Na Operação São Francisco, realizada neste mês, a Polícia Civil do Rio libertou cerca de 800 animais e deteve 47 suspeitos. Foi, de acordo com a polícia, a maior ação já feita no Brasil contra o comércio ilegal de bichos como jabutis, aves ou micos. A ação executou mandados de prisão e busca em várias regiões do estado, desbaratando uma rede estruturada, ativa havia décadas. “A organização criminosa não trabalhava só com tráfico de animais”, disse o secretário de Polícia Civil, Felipe Curi. “Atuava também no tráfico de armas e munições, com aliados do Comando Vermelho (CV).”Áudios mostram que os investigados negociavam primatas por meio de aplicativos e citavam o ex-deputado TH Joias, preso por sua associação com o CV.
- Editorial: É preciso mais energia na repressão ao tráfico de animais silvestres
O vínculo entre a venda ilegal de animais e o crime organizado reflete a realidade global. De acordo com o Relatório Mundial sobre Crimes contra a Vida Selvagem da ONU (2024), o tráfico afeta milhares de espécies em 162 países. No Brasil, 22.287 animais silvestres apreendidos em 2024 foram encaminhados a Centros de Triagem de Animais Silvestres. Há também indícios de profissionalização e elos com quadrilhas internacionais.
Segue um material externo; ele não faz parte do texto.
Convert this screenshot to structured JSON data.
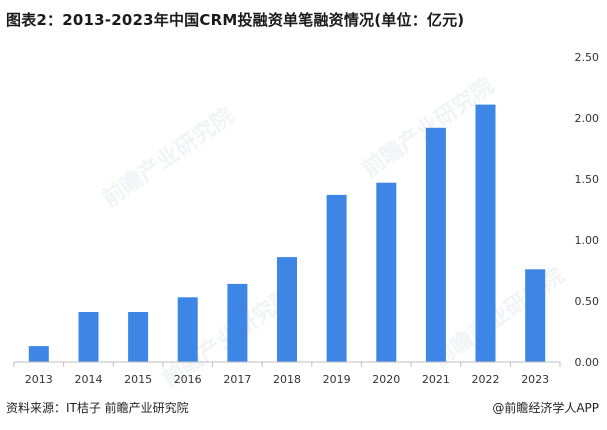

No início do ano passado, o Ibama repatriou do Togo micos-leões-dourados e araras-azuis-de-lear. O crime também migrou com força para a internet. Monitoramento da Global Initiative against Transnational Organized Crime registrou centenas de anúncios de espécies protegidas, com uso de redes sociais para burlar a fiscalização. Não se trata de mercado amador, mas de cadeia criminosa que usa documentos falsificados, receptadores, logística interestadual, armas e veículos blindados— exatamente como o tráfico de drogas.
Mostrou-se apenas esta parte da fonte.